Why are naturals < modulus equal if congruent? [uniqueness of remainder]
Solution 1:
It is not enough that $a,b$ are nonnegative, it is also necessary that $a,b$ are less than $n$. With both of these conditions, then $a\equiv b$ implies that $a=b$. The reason is that $a\equiv b$ means that $a-b$ is an integer multiple of $n$. However, this integer multiple cannot be $n$ or greater (else $a\ge b+n$, impossible), nor $-n$ or smaller (else $a+n\le b$, also impossible). Hence the only integer multiple of $n$ available is $0n$.
Solution 2:
The key trick here is the interplay between magnitude and divisibility — every nonzero multiple of $n$ must have a magnitude at least as large as $n$.
Symbolically, if $k \neq 0$, then $|kn| \geq |n|$.
Since integers in the same congruence class are separated by multiples of $n$, this puts a limit on how close they can be. We have
If $a \equiv b \bmod n$ and $a \neq b$, then $|a-b| \geq |n|$
The premise of the problem constrains both $a$ and $b$ to a narrow interval: they are both contained in the set $\{ 0, 1, \ldots, n-1 \}$. The largest possible difference between any two elements of this set has magnitude $n-1$. That is, for any two elements $x,y$ of this set, we have $|x-y| \leq n-1$.

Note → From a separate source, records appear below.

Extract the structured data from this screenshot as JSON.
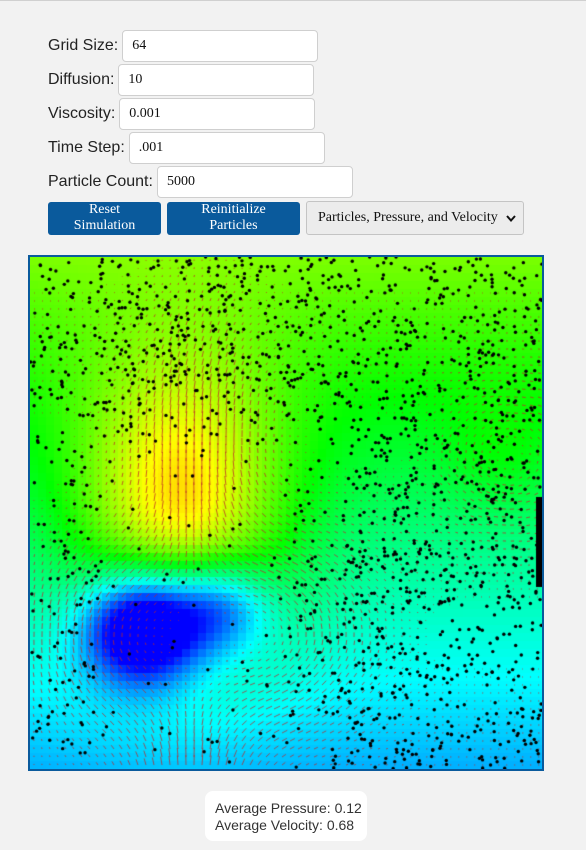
{
  "controls": {
    "grid_size": {
      "label": "Grid Size:",
      "value": "64"
    },
    "diffusion": {
      "label": "Diffusion:",
      "value": "10"
    },
    "viscosity": {
      "label": "Viscosity:",
      "value": "0.001"
    },
    "time_step": {
      "label": "Time Step:",
      "value": ".001"
    },
    "particle_count": {
      "label": "Particle Count:",
      "value": "5000"
    }
  },
  "buttons": {
    "reset": "Reset Simulation",
    "reinit": "Reinitialize Particles"
  },
  "display_mode": {
    "selected": "Particles, Pressure, and Velocity",
    "icon": "chevron-down-icon"
  },
  "stats": {
    "avg_pressure_label": "Average Pressure:",
    "avg_pressure_value": "0.12",
    "avg_velocity_label": "Average Velocity:",
    "avg_velocity_value": "0.68"
  },
  "colors": {
    "accent": "#0a5a9c",
    "page_background": "#f2f2f2",
    "particle": "#000000",
    "velocity_line": "#c0392b"
  }
}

So by the previous observation, the fact that $a \equiv b \bmod n$ implies that one of the following is true:
- $a = b$
- $|a-b| \geq n$
and we can rule out the second possibility because $|a-b| \leq n-1$.
Solution 3:
Hint: their $\rm\color{#c00}{difference}$ is a a natural smaller than $\,n\,$ and divisible by $\,n\,$ so it must be $\,0,\,$ i.e.
w.l.o.g. $\ 0 \le b\le a < n\,\overset{\rm subtract\ b}\Longrightarrow\, 0\le \color{#c00}{a\!-\!b <} n\!-\!b\le\color{#0a0} n \ $ so $\ \color{#0a0}n\mid \color{#c00}{a\!-\!b}\iff a\!-\!b = 0$
Remark $ $ This shows the uniqueness part of the fact that $\,0,1,2,\ldots,n\!-\!1\,$ form a complete system of representatives for equivalence classes of $\,\Bbb Z_n = $ integers $\!\bmod n,\,$ or, equivalently, the uniqueness of the remainder in the (standard) division algorithm. The same proof works for any sequence of $n$ consecutive integers since - as above - any two elements differ by less than the extreme elements, so less than $n,\,$ so their difference is divisible by $n$ only if they are equal. An example of an alternative sequence of remainders is those having least magnitude, e.g. $\,0,\pm1, \pm2\pmod{\!5}$. The argument easily generalizes to any arithmetic progression whose step-size is coprime to the modulus.